Savage Dragon 5
Savage Dragon 5
Diese fünfte Ausgabe enthält wieder vier US-Ausgaben der Originalserie "The Savage Dragon" und Larsen lässt es ordentlich krachen. Die Zeichnungen und die Layouts explodieren förmlich, und der Leser darf die außergewöhnlichen Seiten betrachten und kommt aus dem Staunen nicht heraus. Leser, die die Zeichnungen Larsens mögen, werden ihre helle Freude an der Ausgabe haben. Die actionhaltigen und dynamischen Kämpfe ziehen sich phasenweise über die komplette Seite und wechseln in den wenigen Dialogszenen in überschaubare Panels. Das sorgt grafisch für etwas Abwechslung. Ansonsten knallen den Leser die quietschbunten Seiten entgegen.
Inhaltlich passiert nicht viel und das ist ein Problem, das sich bereits in den letzten Ausgaben ankündigt. Dragon stürmt von einem Kampf zum nächsten, und die Handlung bleibt dabei auf der Strecke. Er erhält dabei Unterstützung von anderen Helden und auch die Wild C.a.t.s haben einen Auftritt. Leser der Image-Serien der 90er werden den einen oder anderen Helden wiedererkennen. Für Neuleser ergibt sich allerdings ein einzigartiges Durcheinander.

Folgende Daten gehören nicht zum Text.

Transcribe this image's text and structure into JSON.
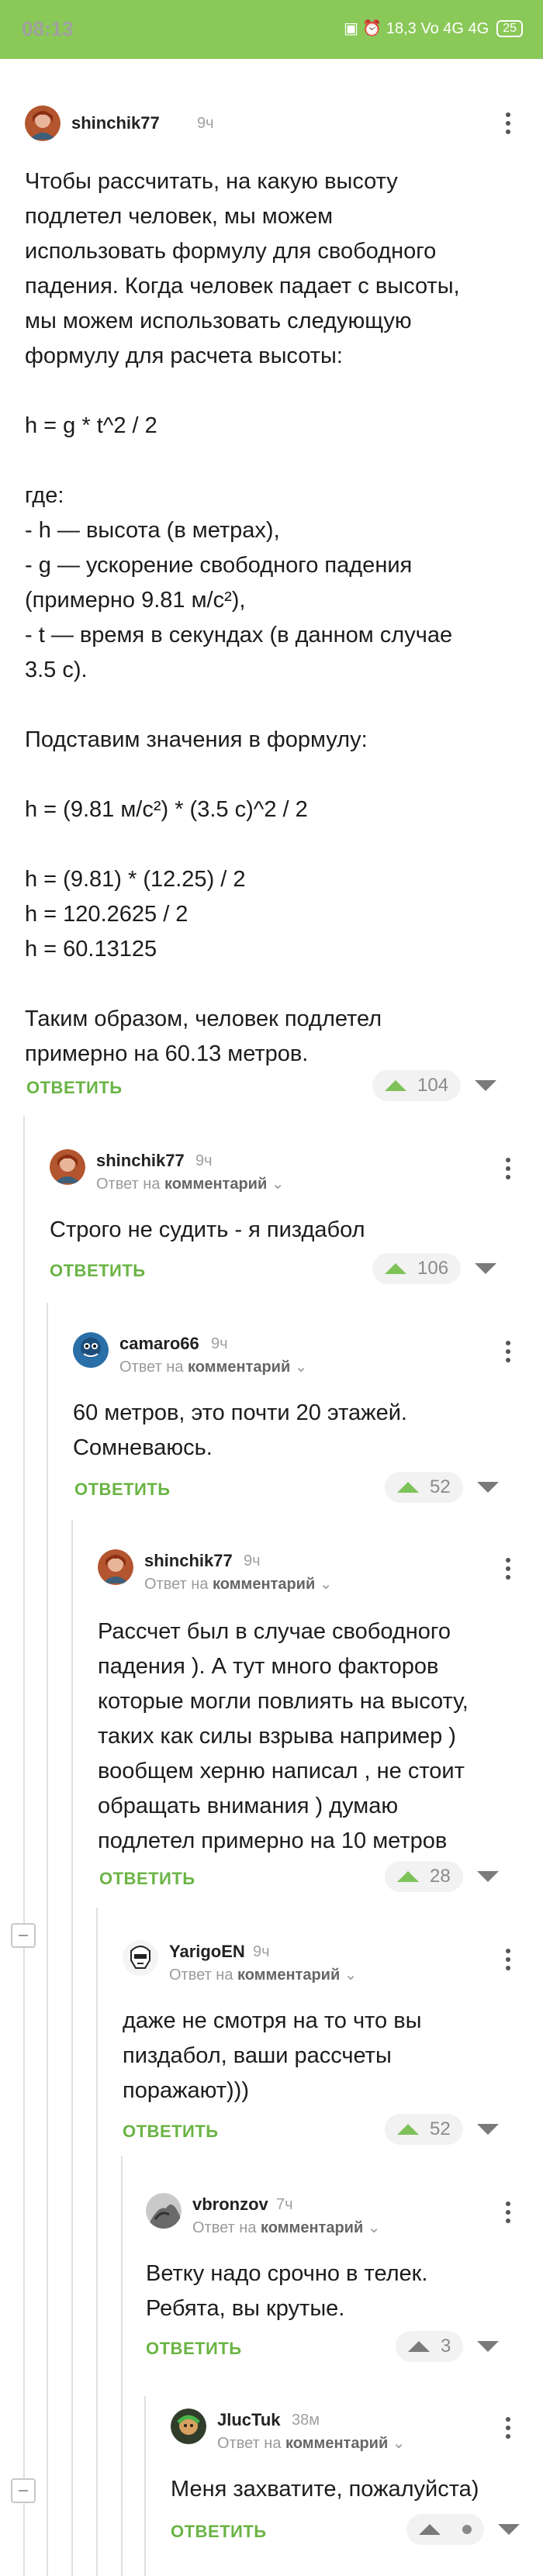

Die Zauberstern-Ausgabe besteht aus 4 US-Ausgaben und es ist in dem Gewusel nicht erkennbar, wann die Geschichten ineinander übergehen.
Die Masse der Protagonisten wird von Seite zu Seite immer unüberschaubarer. So werden die Ankömmlinge zwar in kurzen Texten vorgestellt, bleiben dabei aber verhältnismäßig blass. Der Leser begreift schnell, dass er sich auch gar nicht näher mit den Charakteren beschäftigen muss, denn ein paar Seiten später sind sie schon wieder verschwunden. Das wirkt auf die Dauer ermüdend, und zur Mitte der Ausgabe ist der Leser geneigt, die Panels nur noch zu überfliegen.
Einige kleine Handlungsbögen der letzten Ausgaben werden thematisiert, kommen aber nicht großartig voran. Rapture ist weiterhin an Dragon interessiert, und die beiden landen im Bett. Frank Darling stellt sich in einer kurzen Sequenz Overlord entgegen und gibt damit zu erkennen, dass er seinen Tod nur vorgetäuscht hat. Dragons vorgebliche Mutter hat einen kurzen Auftritt im Fernsehen, so dass wahrscheinlich auch dieses Thema noch nicht abgeschlossen ist. Richards, der Herausgeber der Chicago Voice, nutzt seine Zeitung, um gegen den Dragon Stimmung zu machen. Der Bürstenhaarschnitt erinnert an Jonah Jameson, der in Spider-Man kräftig gegen die Spinne austeilt. Die Ähnlichkeit der beiden dürfte kein Zufall sein.
Die inhaltliche Leere der Geschichten erinnert an die ersten Ausgaben von Spawn. In den ersten 80 Ausgaben bewegt sich die Serie ebenfalls nicht vom Fleck weg. Der Höllenkrieger sitzt auf seinem Thron in einer Gasse und bekämpft Metawesen, die sich dort hineinwagen. Spawn scheint selbst nicht zu wissen, was für eine Aufgabe er eigentlich hat. Der Dragon hat zumindest eine Aufgabe als Polizist und mit dem Vicious Circle einen erklärten Gegner. Trotzdem kommt die Serie nicht richtig in Fahrt und sie nähert sich schon der 20. US-Ausgabe.
Todd McFarlane bekommt irgendwann um die Ausgabe 80 die Kurve und lässt andere Autoren richtige Geschichten erzählen. Als er später selbst wieder die Handlung schreibt, scheint auch bei ihm ein Umdenken stattgefunden zu haben, und er verschiebt den Fokus auf ein besseres Storytelling. Ob bei Erik Larsen ebenfalls ein Umdenken stattfindet, lässt sich zu diesem Zeitpunkt nicht sagen. Langzeitleser der US-Ausgaben werden dazu eher Auskunft geben können.
Zauberstern Comics sollten überlegen, ob sie für ihre Ausgaben einen zeitlichen Sprung machen und an bessere Ausgaben aufschließen. Die Lücken ließen sich durch Sonderbände schließen, wenn ein Interesse der Leserschaft besteht. Es ist nicht unwahrscheinlich, dass Leser der gegenwärtigen Ausgaben sich von der Serie abwenden. Sammler und Nostalgiker werden der Serie wohl treu bleiben. Neue, und vor allem jüngere, Leser dürften mit dieser Art des Geschichtenerzählens nicht angezogen werden.